OM: You teach art. What’s the significance of art schools in preparing a new generation of artists, if that’s at all possible?
Xie: When I was in China, art education was more focused on the technical and formal aspects. In the West, at least, in the contemporary art education in the U.S., the focus is placed on the conceptual basis of art-making. Why are you making this?
What do you want to say? What message do you want to get across? How is the work related to a larger context? These are the more fundamental questions to ask. I’m lucky enough to combine these two trends of higher education and come up with my own approach. Of course, I cannot summarize what art education is like in China now since it has been so long ago when I was there. Right now it seems that it has been heavily influenced by art education in the West.
OM: A while ago, when you were explaining your trip to China and working on a new idea, you said that you don’t know what the outcome of that research and inspiration would be. Whether it’s a painting or installation, or even a video project. As an artist, you are free to use different media to express your feelings, concerns and communicate your thought process. How do you choose your medium? Particularly when you pick painting, which in your technique is very dominant.
Xie: Well, actually, most people have some conceptions or misconceptions about the creative process and tend to view it as something mysterious. One moment the inspiration descends on you and gets you very excited and you use that to make the work. There are artists who are more intuitive and spontaneous, and there also artists that are very rational, very thoughtful, and they go through a lot of preparations and planning to carry out the idea and execute the work. I think I belong to the latter group, and yes, there are these moments that you get ideas and you are struck by something, you are motivated and compelled to do something.
But to go from there and to expand the idea, to realize it in the most powerful ways, you have to go through a process of preparation and planning. These are more strategic. The choice of medium is an important part of the process. I may choose to translate source images into paintings, or present photographs or videos or objects, or combine different forms into one installation. Everything follows the concept.
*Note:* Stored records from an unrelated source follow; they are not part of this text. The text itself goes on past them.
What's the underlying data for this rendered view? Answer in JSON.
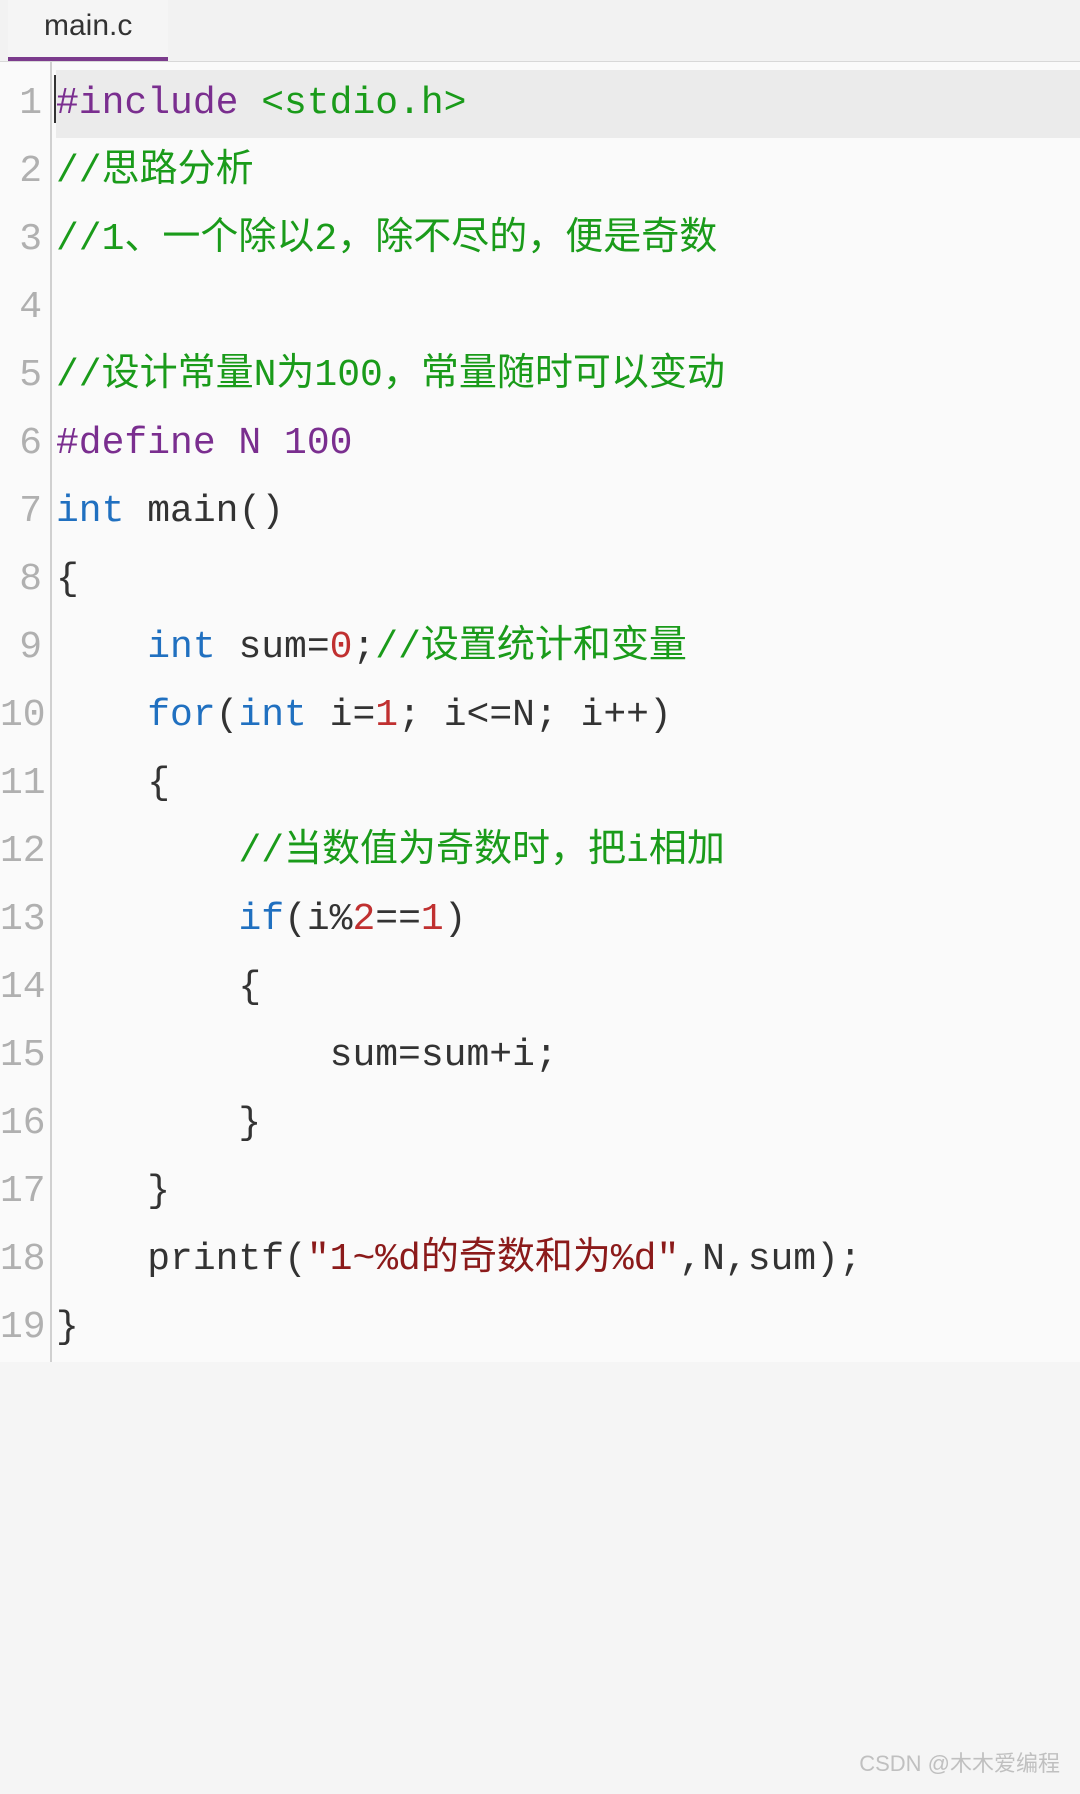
{
  "tab": {
    "filename": "main.c"
  },
  "lines": [
    {
      "num": "1",
      "tokens": [
        {
          "c": "pp",
          "t": "#include"
        },
        {
          "c": "txt",
          "t": " "
        },
        {
          "c": "cm",
          "t": "<stdio.h>"
        }
      ]
    },
    {
      "num": "2",
      "tokens": [
        {
          "c": "cm",
          "t": "//思路分析"
        }
      ]
    },
    {
      "num": "3",
      "tokens": [
        {
          "c": "cm",
          "t": "//1、一个除以2，除不尽的，便是奇数"
        }
      ]
    },
    {
      "num": "4",
      "tokens": []
    },
    {
      "num": "5",
      "tokens": [
        {
          "c": "cm",
          "t": "//设计常量N为100，常量随时可以变动"
        }
      ]
    },
    {
      "num": "6",
      "tokens": [
        {
          "c": "pp",
          "t": "#define N 100"
        }
      ]
    },
    {
      "num": "7",
      "tokens": [
        {
          "c": "kw",
          "t": "int"
        },
        {
          "c": "txt",
          "t": " main()"
        }
      ]
    },
    {
      "num": "8",
      "tokens": [
        {
          "c": "txt",
          "t": "{"
        }
      ]
    },
    {
      "num": "9",
      "tokens": [
        {
          "c": "txt",
          "t": "    "
        },
        {
          "c": "kw",
          "t": "int"
        },
        {
          "c": "txt",
          "t": " sum="
        },
        {
          "c": "num",
          "t": "0"
        },
        {
          "c": "txt",
          "t": ";"
        },
        {
          "c": "cm",
          "t": "//设置统计和变量"
        }
      ]
    },
    {
      "num": "10",
      "tokens": [
        {
          "c": "txt",
          "t": "    "
        },
        {
          "c": "kw",
          "t": "for"
        },
        {
          "c": "txt",
          "t": "("
        },
        {
          "c": "kw",
          "t": "int"
        },
        {
          "c": "txt",
          "t": " i="
        },
        {
          "c": "num",
          "t": "1"
        },
        {
          "c": "txt",
          "t": "; i<=N; i++)"
        }
      ]
    },
    {
      "num": "11",
      "tokens": [
        {
          "c": "txt",
          "t": "    {"
        }
      ]
    },
    {
      "num": "12",
      "tokens": [
        {
          "c": "txt",
          "t": "        "
        },
        {
          "c": "cm",
          "t": "//当数值为奇数时，把i相加"
        }
      ]
    },
    {
      "num": "13",
      "tokens": [
        {
          "c": "txt",
          "t": "        "
        },
        {
          "c": "kw",
          "t": "if"
        },
        {
          "c": "txt",
          "t": "(i%"
        },
        {
          "c": "num",
          "t": "2"
        },
        {
          "c": "txt",
          "t": "=="
        },
        {
          "c": "num",
          "t": "1"
        },
        {
          "c": "txt",
          "t": ")"
        }
      ]
    },
    {
      "num": "14",
      "tokens": [
        {
          "c": "txt",
          "t": "        {"
        }
      ]
    },
    {
      "num": "15",
      "tokens": [
        {
          "c": "txt",
          "t": "            sum=sum+i;"
        }
      ]
    },
    {
      "num": "16",
      "tokens": [
        {
          "c": "txt",
          "t": "        }"
        }
      ]
    },
    {
      "num": "17",
      "tokens": [
        {
          "c": "txt",
          "t": "    }"
        }
      ]
    },
    {
      "num": "18",
      "tokens": [
        {
          "c": "txt",
          "t": "    printf("
        },
        {
          "c": "str",
          "t": "\"1~%d的奇数和为%d\""
        },
        {
          "c": "txt",
          "t": ",N,sum);"
        }
      ]
    },
    {
      "num": "19",
      "tokens": [
        {
          "c": "txt",
          "t": "}"
        }
      ]
    }
  ],
  "watermark": "CSDN @木木爱编程"
}
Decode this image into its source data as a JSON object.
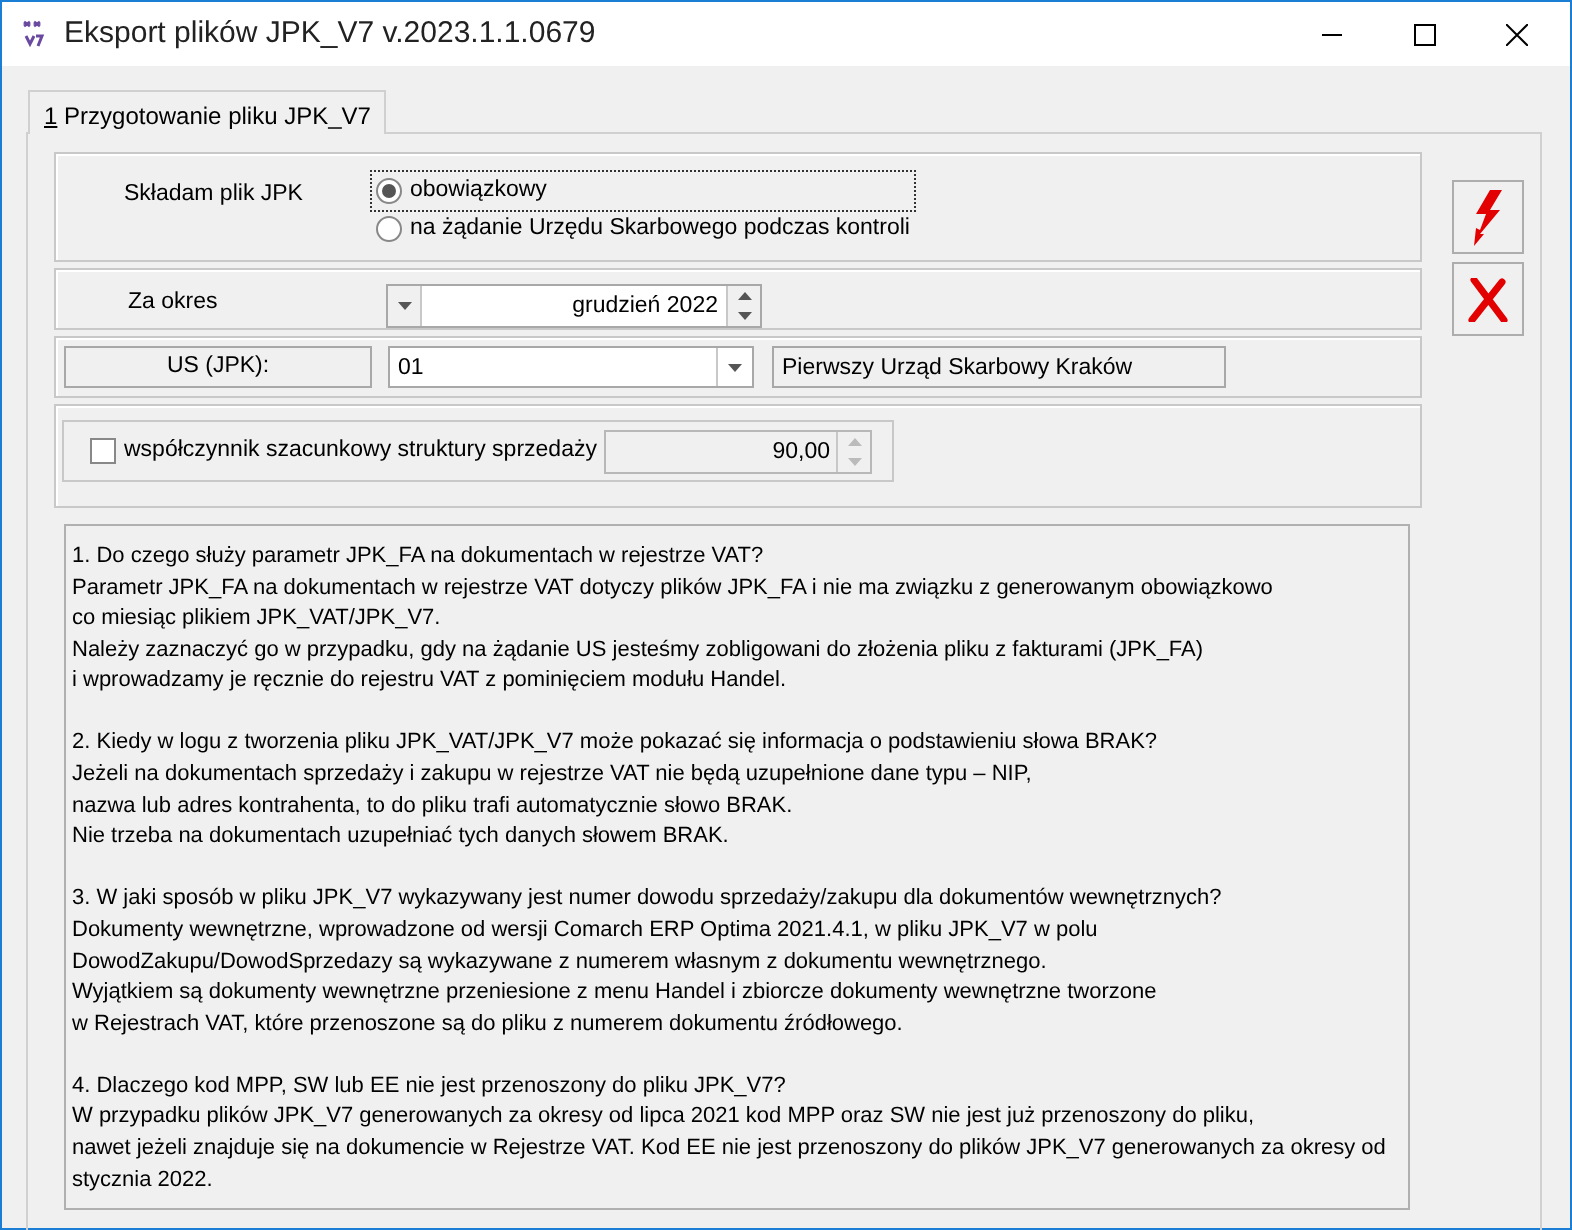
{
  "window": {
    "title": "Eksport plików JPK_V7 v.2023.1.1.0679"
  },
  "tabs": [
    {
      "hotkey": "1",
      "label": "Przygotowanie pliku JPK_V7",
      "selected": true
    }
  ],
  "filing": {
    "label": "Składam plik JPK",
    "options": [
      {
        "label": "obowiązkowy",
        "selected": true
      },
      {
        "label": "na żądanie Urzędu Skarbowego podczas kontroli",
        "selected": false
      }
    ]
  },
  "period": {
    "label": "Za okres",
    "value": "grudzień 2022"
  },
  "tax_office": {
    "label": "US (JPK):",
    "code": "01",
    "name": "Pierwszy Urząd Skarbowy Kraków"
  },
  "coefficient": {
    "label": "współczynnik szacunkowy struktury sprzedaży",
    "checked": false,
    "value": "90,00",
    "disabled": true
  },
  "info_text": {
    "paragraphs": [
      [
        "1. Do czego służy parametr JPK_FA na dokumentach w rejestrze VAT?",
        "Parametr JPK_FA na dokumentach w rejestrze VAT dotyczy plików JPK_FA i nie ma związku z generowanym obowiązkowo",
        "co miesiąc plikiem JPK_VAT/JPK_V7.",
        "Należy zaznaczyć go w przypadku, gdy na żądanie US jesteśmy zobligowani do złożenia pliku z fakturami (JPK_FA)",
        "i wprowadzamy je ręcznie do rejestru VAT z pominięciem modułu Handel."
      ],
      [
        "2. Kiedy w logu z tworzenia pliku JPK_VAT/JPK_V7 może pokazać się informacja o podstawieniu słowa BRAK?",
        "Jeżeli na dokumentach sprzedaży i zakupu w rejestrze VAT nie będą uzupełnione dane typu – NIP,",
        "nazwa lub adres kontrahenta, to do pliku trafi automatycznie słowo BRAK.",
        "Nie trzeba na dokumentach uzupełniać tych danych słowem BRAK."
      ],
      [
        "3. W jaki sposób w pliku JPK_V7 wykazywany jest numer dowodu sprzedaży/zakupu dla dokumentów wewnętrznych?",
        "Dokumenty wewnętrzne, wprowadzone od wersji Comarch ERP Optima 2021.4.1, w pliku JPK_V7 w polu",
        "DowodZakupu/DowodSprzedazy są wykazywane z numerem własnym z dokumentu wewnętrznego.",
        "Wyjątkiem są dokumenty wewnętrzne przeniesione z menu Handel i zbiorcze dokumenty wewnętrzne tworzone",
        "w Rejestrach VAT, które przenoszone są do pliku z numerem dokumentu źródłowego."
      ],
      [
        "4. Dlaczego kod MPP, SW lub EE nie jest przenoszony do pliku JPK_V7?",
        "W przypadku plików JPK_V7 generowanych za okresy od lipca 2021 kod MPP oraz SW nie jest już przenoszony do pliku,",
        "nawet jeżeli znajduje się na dokumencie w Rejestrze VAT. Kod EE nie jest przenoszony do plików JPK_V7 generowanych za okresy od",
        "stycznia 2022."
      ]
    ]
  },
  "actions": [
    {
      "kind": "export"
    },
    {
      "kind": "close"
    }
  ]
}
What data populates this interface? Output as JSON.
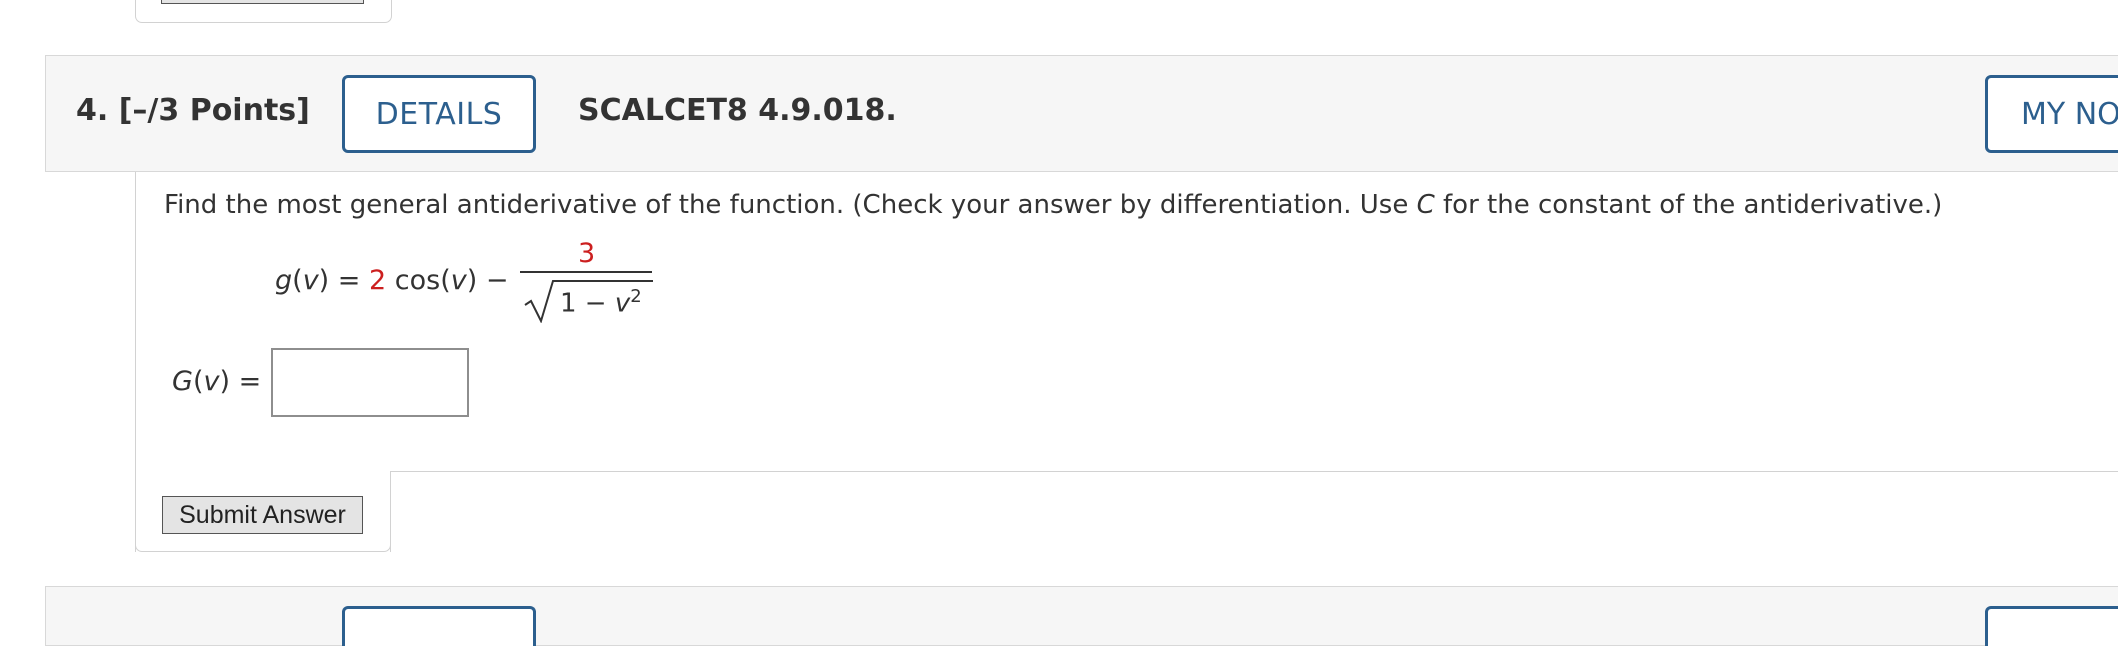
{
  "question": {
    "number_points": "4.  [–/3 Points]",
    "details_label": "DETAILS",
    "code": "SCALCET8 4.9.018.",
    "my_notes_label": "MY NOTES",
    "instructions_pre": "Find the most general antiderivative of the function. (Check your answer by differentiation. Use ",
    "instructions_var": "C",
    "instructions_post": " for the constant of the antiderivative.)",
    "function": {
      "lhs_name": "g",
      "lhs_var": "v",
      "coefficient": "2",
      "trig": "cos",
      "trig_var": "v",
      "minus": "−",
      "numerator": "3",
      "denominator_base": "1 − ",
      "denominator_var": "v",
      "denominator_exp": "2"
    },
    "answer": {
      "label_name": "G",
      "label_var": "v",
      "value": "",
      "placeholder": ""
    },
    "submit_label": "Submit Answer"
  },
  "colors": {
    "accent": "#2c5f8e",
    "highlight_red": "#cc1f1f",
    "header_bg": "#f6f6f6",
    "text": "#333333"
  }
}
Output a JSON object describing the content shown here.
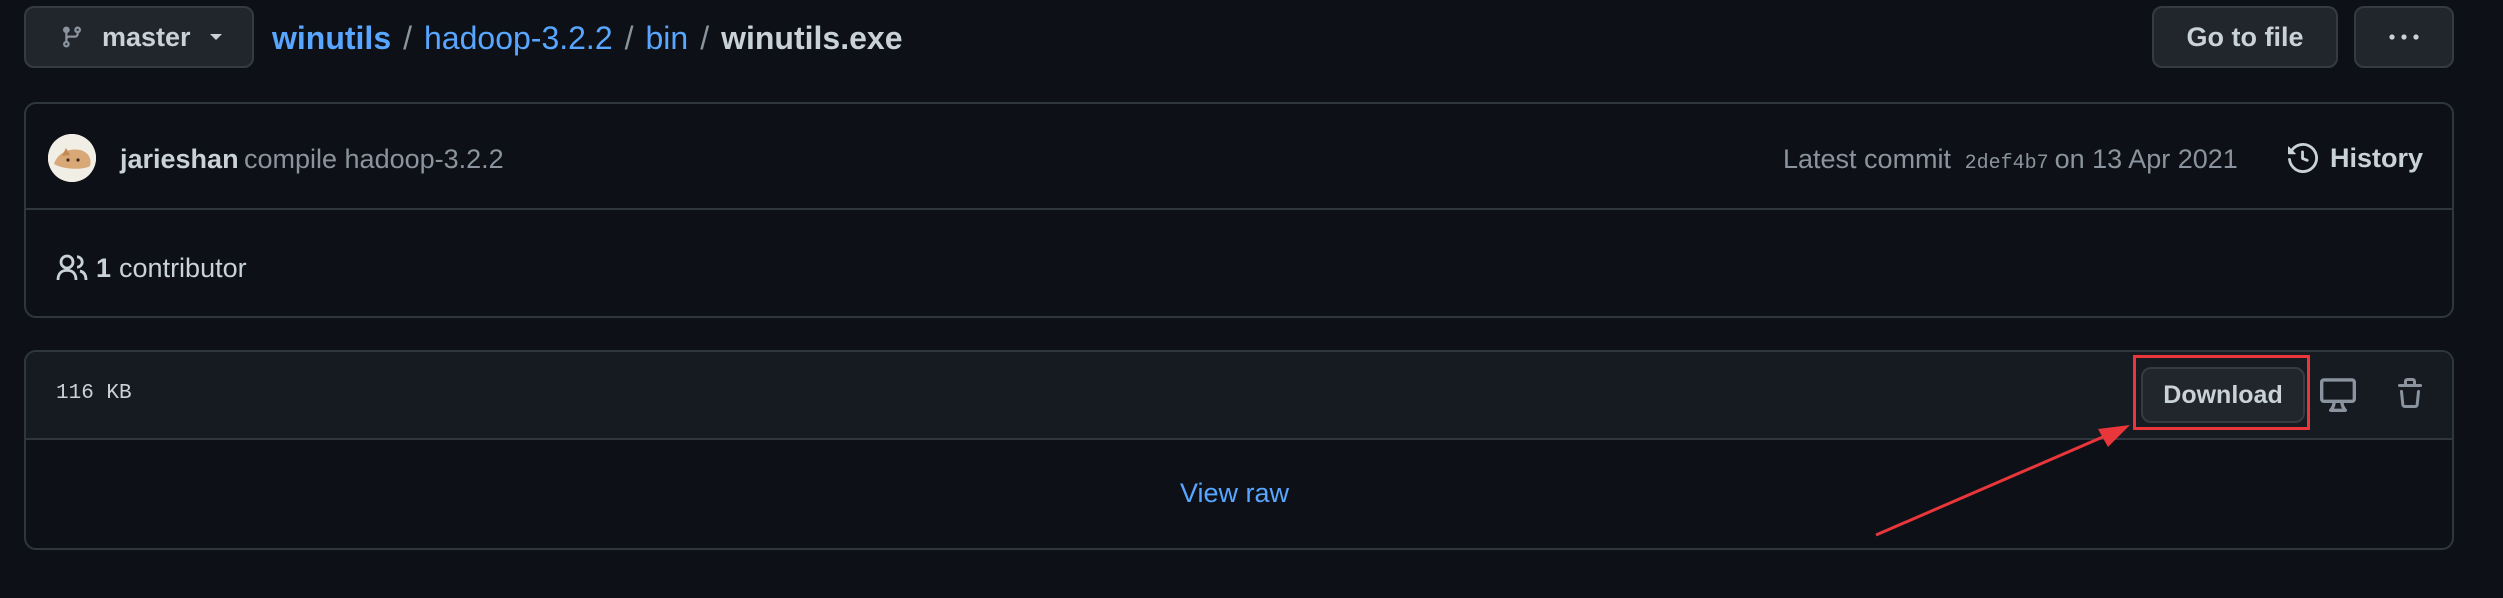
{
  "branch": {
    "name": "master",
    "icon": "git-branch-icon"
  },
  "breadcrumb": {
    "repo": "winutils",
    "folder": "hadoop-3.2.2",
    "subfolder": "bin",
    "file": "winutils.exe",
    "separator": "/"
  },
  "actions": {
    "goto_file": "Go to file",
    "more_icon": "kebab-horizontal-icon"
  },
  "commit": {
    "author": "jarieshan",
    "message": "compile hadoop-3.2.2",
    "latest_label": "Latest commit",
    "sha": "2def4b7",
    "date_prefix": "on",
    "date": "13 Apr 2021",
    "history_label": "History"
  },
  "contributors": {
    "count": "1",
    "label": "contributor"
  },
  "file": {
    "size": "116 KB",
    "download_label": "Download",
    "view_raw_label": "View raw"
  },
  "colors": {
    "background": "#0d1117",
    "link": "#58a6ff",
    "text": "#c9d1d9",
    "muted": "#8b949e",
    "annotation": "#e8363b"
  }
}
With painting, which is my favorite medium, I have to go through the long process of labor; I have to spend all this time working in the studio and for me, it is very important to have direct physical contact with the work, even if it sounds old-fashioned. It is as if to insist that the viewer spend time looking at it or convincing someone to memorize it.
For me, labor is an important part of art. The nature of art is artifact. Artifact that embodies thoughts, feelings and labor.